There were also delays on the ground at the event space. Organisers had arrived at eight o’clock on Friday morning to begin setting up. Registration was due to take place between eleven and two. Citing vague ‘regulations’, however, the police had prevented almost everyone from entering the building. At half past one, I was among the hundreds of attendees still waiting for registration to start. An hour later, I was pressed between a volunteer who had been meant to start their shift at eleven but couldn’t get across the police line, and a woman who had flown in from Beirut that morning.

Approximately 2500 police were on duty for an event with 800 ticket-holders. The organisers were then told by the authorities that they would only be able to admit 250 ticket-holders: a ratio of ten police officers to every conference goer.

I had a press ticket but was denied entry by the police on the grounds that I was a freelancer and neither a German citizen nor working with a German media outlet. I later learned from several of the organisers that the police had a separate media list, and let ‘their’ members of the press in through a back door without the organisers’ knowledge.

It was a couple of hours later that the video message from Salman Abu Sitta (Ghassan’s father) began. Three minutes into the recording, a group of twenty to thirty police in riot gear stormed the stage. A smaller group of officers broke into the electricity room and cut the power. Most of this – until the power cut – is partially visible and clearly audible on the conference’s livestream. After the power was cut, the room was plunged into darkness.

‘There was no communication, only chaos,’ one of the speakers told me afterwards. A police officer later explained that Salman Abu Sitta was banned from speaking in Germany, which was the reason the police cancelled the entire congress and ordered everyone to leave, making several arrests and removing some people by force. An officer outside shrugged as attendees pressed him with questions about the legality of cancelling the conference: ‘I’m just following orders.’

‘What happened yesterday is not and cannot be an internal German issue,’ the Israeli filmmaker Dror Dayan said at a press conference the following day. ‘What happened yesterday should go around the world; should shame and blame Germany everywhere.’

On Saturday afternoon, a demonstration against the suppression of the conference began outside Berlin’s town hall, the Rotes Rathaus. At least one of the U-bahn entrances along the route, at Unter den Linden, was blocked off, making it difficult for protesters to disperse if things got ugly. Police stormed the march, kettling demonstrators and, according to some social media posts, attempting to arrest children as young as eight or eleven years old. The march turned into a sit-in until those who had been detained were released.

The following day, demonstrators gathered on a sliver of Tiergarten across the street from the Bundestag where, for the previous week, the protest camp Occupy Against Occupation had been running. The police presence was high: at one point they banned the use of Arabic, even for prayers. Police vans lined Scheidemannstraße for most of Sunday. In the early evening, following a performance on the lawn by a Gazan musician whose song lyrics included the legally contested phrase ‘from the river to the sea’, members of the Kriminalpolizei charged the lawn in search of the rapper.

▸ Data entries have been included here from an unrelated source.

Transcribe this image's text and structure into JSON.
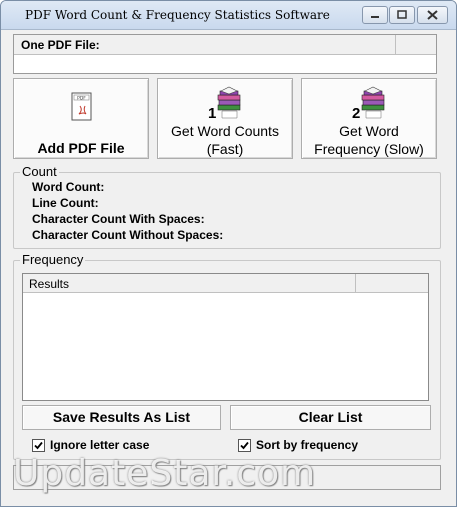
{
  "window": {
    "title": "PDF Word Count & Frequency Statistics Software",
    "buttons": [
      "minimize",
      "maximize",
      "close"
    ]
  },
  "file_panel": {
    "header_label": "One PDF File:",
    "value": ""
  },
  "actions": {
    "add_pdf": {
      "label": "Add PDF File",
      "icon": "pdf-document-icon"
    },
    "word_counts": {
      "label_line1": "Get Word Counts",
      "label_line2": "(Fast)",
      "step": "1",
      "icon": "books-icon"
    },
    "word_frequency": {
      "label_line1": "Get Word",
      "label_line2": "Frequency (Slow)",
      "step": "2",
      "icon": "books-icon"
    }
  },
  "count": {
    "title": "Count",
    "word_count": "Word Count:",
    "line_count": "Line Count:",
    "char_with_spaces": "Character Count With Spaces:",
    "char_without_spaces": "Character Count Without Spaces:"
  },
  "frequency": {
    "title": "Frequency",
    "results_header": "Results",
    "save_label": "Save Results As List",
    "clear_label": "Clear List",
    "ignore_case": {
      "label": "Ignore letter case",
      "checked": true
    },
    "sort_freq": {
      "label": "Sort by frequency",
      "checked": true
    }
  },
  "watermark": "UpdateStar.com",
  "colors": {
    "titlebar": "#c9d9ee",
    "window_bg": "#f0f0f0"
  }
}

A heavy police presence at pro-Palestinian demonstrations isn’t new in Germany; nor is police brutality. The weekend’s events, however, represent a sharp uptick in suppression. One video shows several protesters being forced to the ground, some placed in chokeholds. One demonstrator in a kippah is shoved face-first into the dirt as he’s arrested, and later carried to a police van by four members of the Kripo. With the wind knocked out of him, he continues to shout: ‘Free Palestine!’